The second in my series of REST design questions is how to handle listing and paging, or, in fancier jargon, resource discovery. I prefer concrete examples, so I’ll start with one that I know is flawed and then try to find ways to fix it.
Let’s say that I have a large collection of XML data records with URLs like
http://www.example.org/airports/cyyz.xml, and so on. Since they all share the same prefix, it would be reasonable to assume that performing an HTTP GET operation on that prefix (
http://www.example.org/airports/) would return a list of links to all of the data records (though I acknowledge that URLs are opaque and no one should rely on that, etc. etc.):
<airport-listing xmlns:xlink="http://www.w3.org/1999/xlink" xml:base="http://www.example.org/airports/"> <airport-ref xlink:href="cyow.xml"/> <airport-ref xlink:href="cyyz.xml"/> <airport-ref xlink:href="cyxu.xml"/> ... </airport-listing>
This is a wonderfully RESTful example, since it shows how (say) a search-engine spider could eventually find and index every XML resource. However, anyone who’s ever worked on a large, production-grade system can see that there’s a huge scalability problem here (I’m leaving out other possible issues like privacy and security). For a listing of a few dozen resources, this is a great approach. For a listing of a few hundred, it’s manageable. A listing of a few thousand resources will start to consume serious bandwidth every time someone GETs it, and a listing of a few million resources is simply ridiculous.

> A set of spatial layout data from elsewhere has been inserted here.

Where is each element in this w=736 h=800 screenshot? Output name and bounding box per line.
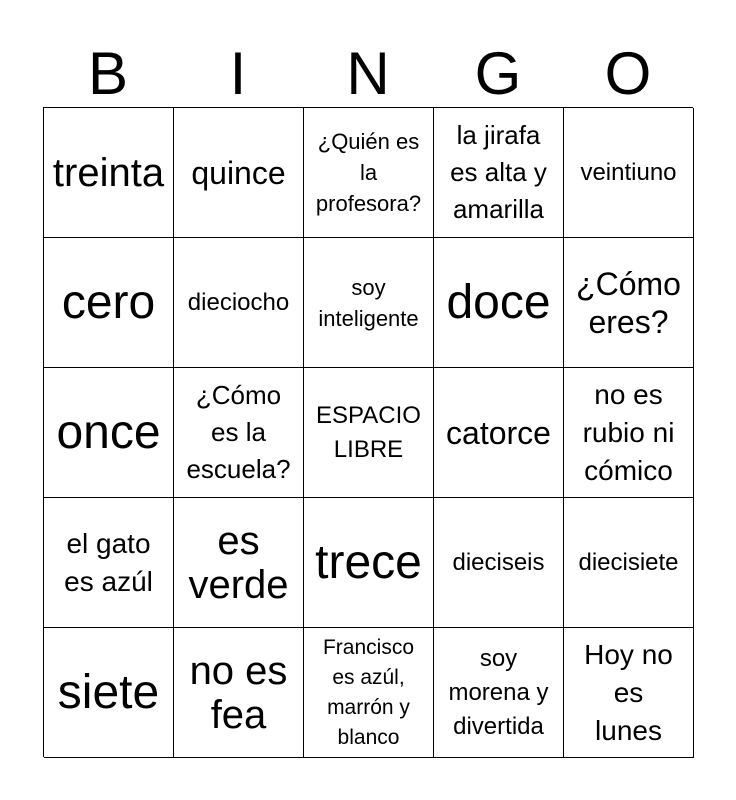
header-letter-n: N <box>346 40 390 107</box>
cell-text: no es rubio ni cómico <box>582 378 675 486</box>
header-letter-g: G <box>474 40 522 107</box>
cell-text: siete <box>57 665 160 719</box>
bingo-cell-r2-c2[interactable] <box>174 238 304 368</box>
cell-text: soy inteligente <box>318 274 419 331</box>
cell-text: ¿Cómo es la escuela? <box>186 380 291 484</box>
bingo-cell-r1-c1[interactable] <box>44 108 174 238</box>
header-letter-o: O <box>604 40 652 107</box>
cell-text: dieciseis <box>452 548 545 576</box>
cell-text: treinta <box>52 150 165 195</box>
bingo-cell-r1-c4[interactable] <box>434 108 564 238</box>
bingo-cell-r1-c5[interactable] <box>564 108 694 238</box>
cell-text: veintiuno <box>580 158 677 186</box>
cell-text: soy morena y divertida <box>448 644 549 740</box>
bingo-cell-r2-c3[interactable] <box>304 238 434 368</box>
bingo-cell-r5-c5[interactable] <box>564 628 694 758</box>
cell-text: quince <box>191 154 286 191</box>
cell-text: el gato es azúl <box>64 527 153 597</box>
header-letter-i: I <box>229 40 247 107</box>
cell-text: dieciocho <box>187 288 290 316</box>
bingo-header <box>43 40 693 108</box>
bingo-cell-r3-c2[interactable] <box>174 368 304 498</box>
cell-text: ¿Cómo eres? <box>576 265 681 340</box>
bingo-cell-r1-c3[interactable] <box>304 108 434 238</box>
header-letter-b: B <box>87 40 129 107</box>
bingo-cell-r2-c1[interactable] <box>44 238 174 368</box>
bingo-cell-r3-c1[interactable] <box>44 368 174 498</box>
bingo-cell-r5-c2[interactable] <box>174 628 304 758</box>
cell-text: es verde <box>188 518 289 607</box>
cell-text: trece <box>315 535 422 589</box>
bingo-cell-r5-c3[interactable] <box>304 628 434 758</box>
cell-text: once <box>56 405 161 459</box>
bingo-cell-r1-c2[interactable] <box>174 108 304 238</box>
free-space-text: ESPACIO LIBRE <box>316 401 421 463</box>
cell-text: no es fea <box>189 648 288 737</box>
bingo-cell-r5-c4[interactable] <box>434 628 564 758</box>
bingo-cell-r4-c4[interactable] <box>434 498 564 628</box>
bingo-cell-r4-c5[interactable] <box>564 498 694 628</box>
bingo-cell-r3-c5[interactable] <box>564 368 694 498</box>
bingo-cell-r3-c3[interactable] <box>304 368 434 498</box>
cell-text: ¿Quién es la profesora? <box>315 129 422 216</box>
bingo-board <box>43 107 693 757</box>
bingo-cell-r4-c3[interactable] <box>304 498 434 628</box>
cell-text: doce <box>446 275 551 329</box>
bingo-cell-r5-c1[interactable] <box>44 628 174 758</box>
cell-text: Hoy no es lunes <box>584 638 673 746</box>
cell-text: cero <box>61 275 156 329</box>
cell-text: Francisco es azúl, marrón y blanco <box>322 635 415 749</box>
bingo-cell-r2-c5[interactable] <box>564 238 694 368</box>
cell-text: diecisiete <box>578 548 679 576</box>
bingo-cell-r4-c1[interactable] <box>44 498 174 628</box>
bingo-cell-r2-c4[interactable] <box>434 238 564 368</box>
cell-text: la jirafa es alta y amarilla <box>450 120 547 224</box>
bingo-cell-r3-c4[interactable] <box>434 368 564 498</box>
bingo-cell-r4-c2[interactable] <box>174 498 304 628</box>
cell-text: catorce <box>446 414 551 451</box>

HTML-based web applications designed for humans typically employ a combination of querying and paging to deal with discovering resources from a large collection. For example, I might start by specifying that I’m interested only in airports with instrument approaches within 500 nautical miles of Toronto; then the application will return a single page of results (say, the first 20 matches), with a link to let me see the next page if I’m interested.

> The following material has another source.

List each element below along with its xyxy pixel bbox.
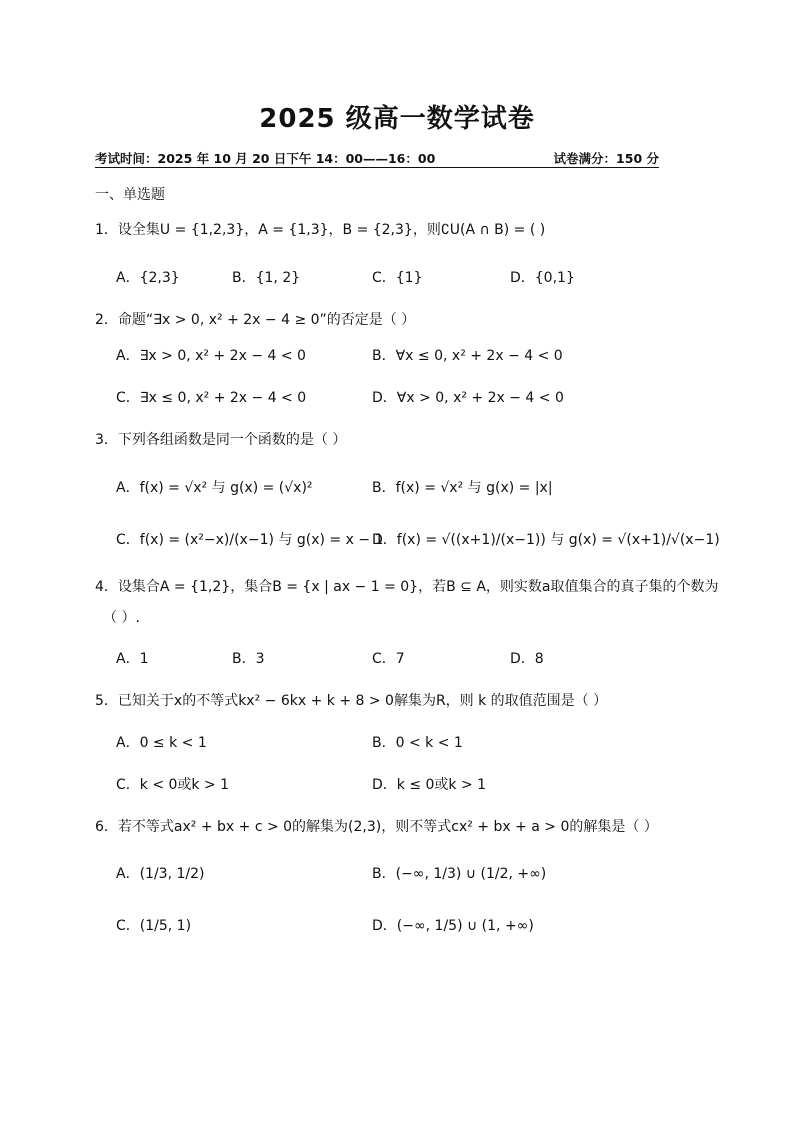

How would this work for a REST-based data application? Clearly, we want to use GET rather than POST requests, since pure queries are side-effect free, so presumably, I’d end up adding some request parameters to limit the results:
That’s certainly not the kind of pretty REST URL that we see in the examples, but it does look a lot like the ones used in Amazon’s REST web services, so perhaps I’m on the right track. Of course, there will have to be some way for systems to know what the available request parameters are. Now, perhaps, the result will look something like this (assuming 20 results to the page):
<airport-listing xmlns:xlink="http://www.w3.org/1999/xlink" xml:base="http://www.example.org/airports/?ref-point=cyyz&radius=500nm&has-iap=yes"> <airport-ref xlink:href="cyow.xml"/> <airport-ref xlink:href="cyyz.xml"/> <airport-ref xlink:href="cyxu.xml"/> ... <next-page-link xlink:href="http://www.example.org/airports/?ref-point=cyyz&radius=500nm&has-iap=yes&start=21"/> </airport-listing>
As far as I understand, this is good REST, because the XML resource contains its own transition information (i.e. a link to the next page). However, this is pretty unbelievably ugly. Presumably, the same kind of paging could work on the entire collection when there are no query parameters, so that
would return the first 20 airport references, followed by a link to
http://www.example.org/airports/?start=21, which will return the next 20 entries, and so on. The potential power of REST and XLink together is clear: it is still possible to start at a single URL with a simple crawler and discover all of the available resources automatically, and unlike WS-*, I did it without having to deal with extra, cumbersome specs like UDDI and WSDL. Still, this looks a bit like an ugly solution to me. I’ll look forward to hearing if anyone can come up with something more elegant.